We need no ATRs on Sultangarhi, we wrote the original one with which High Court, by landmark judgment of 16.09.2002 caught, nine months before CBI, the DMP subversion scam and ordered the inquiry that could have prevented it. This one case on its own is enough to prove the role of “bhagidaari” in DMP subversion. The cover-up that “officially” began on 28.07.2003 with tabling in Parliament of some DMP-2021 “guidelines” and tabling in Assembly of an admittedly defective (in conflict with DD Act) Cooperative Bill is now ending with approval of (by all media accounts) those “guidelines” as draft DMP-2021, on heels of tabling of the (still defective) Cooperative Act Amendment Bill.
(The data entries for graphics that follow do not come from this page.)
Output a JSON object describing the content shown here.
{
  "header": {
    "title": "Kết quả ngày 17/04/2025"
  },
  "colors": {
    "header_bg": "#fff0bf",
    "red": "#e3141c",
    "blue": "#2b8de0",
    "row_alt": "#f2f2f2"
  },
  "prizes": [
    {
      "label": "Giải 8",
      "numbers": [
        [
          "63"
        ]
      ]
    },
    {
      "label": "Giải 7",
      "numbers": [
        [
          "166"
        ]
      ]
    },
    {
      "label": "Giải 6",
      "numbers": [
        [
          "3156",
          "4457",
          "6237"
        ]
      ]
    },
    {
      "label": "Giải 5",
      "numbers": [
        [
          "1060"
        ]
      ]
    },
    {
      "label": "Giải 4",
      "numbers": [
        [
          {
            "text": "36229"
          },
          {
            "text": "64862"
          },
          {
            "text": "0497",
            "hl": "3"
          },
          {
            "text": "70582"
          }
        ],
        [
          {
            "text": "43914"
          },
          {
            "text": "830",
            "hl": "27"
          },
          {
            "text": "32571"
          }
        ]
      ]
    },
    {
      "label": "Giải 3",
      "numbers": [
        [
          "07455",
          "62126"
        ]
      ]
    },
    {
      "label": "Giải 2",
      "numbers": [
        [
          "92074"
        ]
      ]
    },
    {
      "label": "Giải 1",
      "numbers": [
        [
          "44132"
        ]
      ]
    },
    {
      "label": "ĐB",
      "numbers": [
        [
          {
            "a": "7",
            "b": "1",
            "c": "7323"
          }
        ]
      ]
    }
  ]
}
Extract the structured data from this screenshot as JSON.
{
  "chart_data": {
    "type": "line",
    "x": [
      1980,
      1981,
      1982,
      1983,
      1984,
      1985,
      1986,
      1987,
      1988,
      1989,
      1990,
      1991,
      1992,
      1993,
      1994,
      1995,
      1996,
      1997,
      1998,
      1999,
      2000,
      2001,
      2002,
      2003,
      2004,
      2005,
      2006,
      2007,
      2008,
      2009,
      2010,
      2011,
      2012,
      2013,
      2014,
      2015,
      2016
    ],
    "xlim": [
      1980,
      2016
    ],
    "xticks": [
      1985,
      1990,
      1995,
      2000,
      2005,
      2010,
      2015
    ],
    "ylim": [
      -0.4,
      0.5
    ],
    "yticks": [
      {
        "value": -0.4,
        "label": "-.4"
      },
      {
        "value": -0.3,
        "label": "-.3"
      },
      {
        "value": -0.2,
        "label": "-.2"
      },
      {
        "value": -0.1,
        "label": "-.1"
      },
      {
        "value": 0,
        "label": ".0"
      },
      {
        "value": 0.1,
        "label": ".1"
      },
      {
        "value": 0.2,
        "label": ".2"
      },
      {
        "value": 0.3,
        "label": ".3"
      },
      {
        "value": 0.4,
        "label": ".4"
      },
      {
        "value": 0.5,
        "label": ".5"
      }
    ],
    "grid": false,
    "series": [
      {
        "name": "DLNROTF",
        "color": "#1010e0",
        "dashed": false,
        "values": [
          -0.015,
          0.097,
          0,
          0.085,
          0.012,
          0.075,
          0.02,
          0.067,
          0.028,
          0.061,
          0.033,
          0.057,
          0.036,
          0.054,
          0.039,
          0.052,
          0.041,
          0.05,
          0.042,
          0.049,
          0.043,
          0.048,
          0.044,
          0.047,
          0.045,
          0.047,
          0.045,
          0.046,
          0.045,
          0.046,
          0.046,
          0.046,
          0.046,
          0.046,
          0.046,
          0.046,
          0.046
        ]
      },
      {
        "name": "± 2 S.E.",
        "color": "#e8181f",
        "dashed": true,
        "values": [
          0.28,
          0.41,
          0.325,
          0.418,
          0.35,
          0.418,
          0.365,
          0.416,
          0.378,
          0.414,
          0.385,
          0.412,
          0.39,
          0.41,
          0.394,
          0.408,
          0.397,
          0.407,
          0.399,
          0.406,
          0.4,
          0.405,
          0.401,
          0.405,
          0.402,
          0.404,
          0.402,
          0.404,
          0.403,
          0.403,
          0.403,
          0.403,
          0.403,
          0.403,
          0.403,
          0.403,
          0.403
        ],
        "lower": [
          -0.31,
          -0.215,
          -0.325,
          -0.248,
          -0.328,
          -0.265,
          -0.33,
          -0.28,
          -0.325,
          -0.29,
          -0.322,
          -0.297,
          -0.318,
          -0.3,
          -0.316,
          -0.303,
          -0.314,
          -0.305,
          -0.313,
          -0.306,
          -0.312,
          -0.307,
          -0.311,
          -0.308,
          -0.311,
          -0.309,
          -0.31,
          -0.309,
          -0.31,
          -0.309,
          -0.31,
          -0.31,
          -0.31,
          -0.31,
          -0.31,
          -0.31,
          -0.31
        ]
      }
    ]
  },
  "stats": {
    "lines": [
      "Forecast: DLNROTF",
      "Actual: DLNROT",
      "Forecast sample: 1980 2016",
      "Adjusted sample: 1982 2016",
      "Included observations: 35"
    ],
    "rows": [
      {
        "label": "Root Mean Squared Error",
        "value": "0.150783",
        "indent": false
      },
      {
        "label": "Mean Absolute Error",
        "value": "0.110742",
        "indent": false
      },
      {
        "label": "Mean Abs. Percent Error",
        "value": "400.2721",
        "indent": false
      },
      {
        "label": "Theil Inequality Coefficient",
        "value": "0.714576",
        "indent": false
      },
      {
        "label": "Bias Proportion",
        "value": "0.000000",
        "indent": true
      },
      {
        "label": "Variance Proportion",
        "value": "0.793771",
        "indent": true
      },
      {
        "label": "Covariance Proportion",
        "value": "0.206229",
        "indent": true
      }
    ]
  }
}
Throughout this period, on one hand DDA / MoUD have failed to honour all constitutional processes that guarantee accountability and, on the other, GNCTD / MCD in neglect of obligatory functions have been eroding the DMP-DDA regime through extra-constitutional interferences, both helped along by “bhagidaars” extra-constitutionally empowered mainly to obfuscate.
All this is just to offer a different perspective – if you like, in return of your kindness when I had called you on 12.07.2000 about an unlawful demolition for the Sultangarhi project.